Who go to hell? According to the Bible and the creeds the immense majority of mankind. "Strait is the gate, and narrow is the way, which leadeth unto life, and few there be that find it" (Matt. vii. 14). Many are called but few chosen; and there is no other name under heaven, save that of Jesus, whereby men can be saved. The proportion of those who lived before Christ must be, even according to Bible chronology, immensely larger than all who have lived since, and of these now, after eighteen centuries of the divine religion, not more than a third of the world's inhabitants are even nominal Christians. When we consider how few Christians are really believers, and how scarcely any of them attempt to carry out the precepts of their Master, it must be allowed that the population of hell is out of all proportion to that of heaven.

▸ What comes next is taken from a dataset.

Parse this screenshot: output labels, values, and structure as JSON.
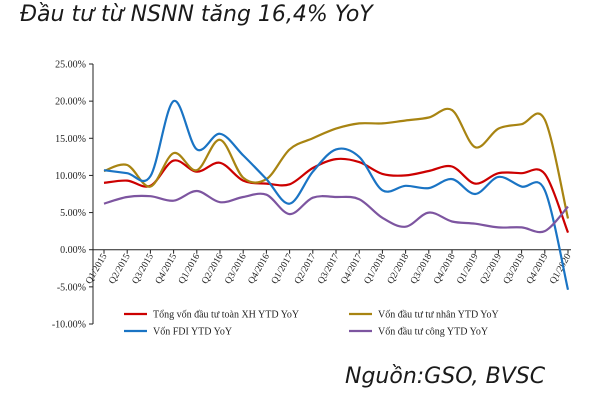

The doctrine of the church has been "He that believeth and is baptised shall be saved, and he that believeth not shall be damned." The idea of this text has probably done more harm to humanity than it has benefited from the rest of the gospel, for it has countenanced all the ill-will and persecution that has everywhere followed in the train of Christianity. I know it will be said that this passage, indeed the whole of the sixteenth of Mark from the ninth verse to the end, is wanting in some of the ancient manuscripts; but while the Authorised version is circulated as the word of God, it is properly cited. And indeed if this doctrine is discarded there is much else that must go with it.
Freethought having discredited the doctrine of eternal torments as absurd and dishonoring to God, stress is now laid upon passages indicating a more hopeful doctrine. To one who looks at the general tenor of Scripture, these are of no weight in opposition to the clear and emphatic declarations I have cited. There is no express statement that punishment hereafter will be terminable. On the contrary, the evident teaching is that as the tree falls so it must lie. No hope is extended to the rich man in hell.
That the current belief in the time of Jesus was in the eternity of punishments, we have the testimony of Josephus, who declares this both of the Pharisees and the Essenes.* We have also the testimony of the Fathers. Clement, the apostolic father, said to be the "fellow laborer" of Paul, mentioned in Philip iv. 3, says in his Second Epistle, chap. viii., "Once cast into the furnace of fire there is no longer any help for it. For after we have gone out of the world no further power of confessing or repenting will belong to us." Polycarp, when threatened with martyrdom, is said to have made answer (Ep. to Philippians, xi.), "Thou threatenest me with fire which burneth for an hour, and after a little is extinguished, but art ignorant of the fire of the coming judgment and of eternal punishment reserved for the ungodly." Ignatius too speaks of "the unquenchable fire" (Ep. to Ephesians, 16).
*Antiq. xviii. 1-3; Wars ii, 8, 11-14.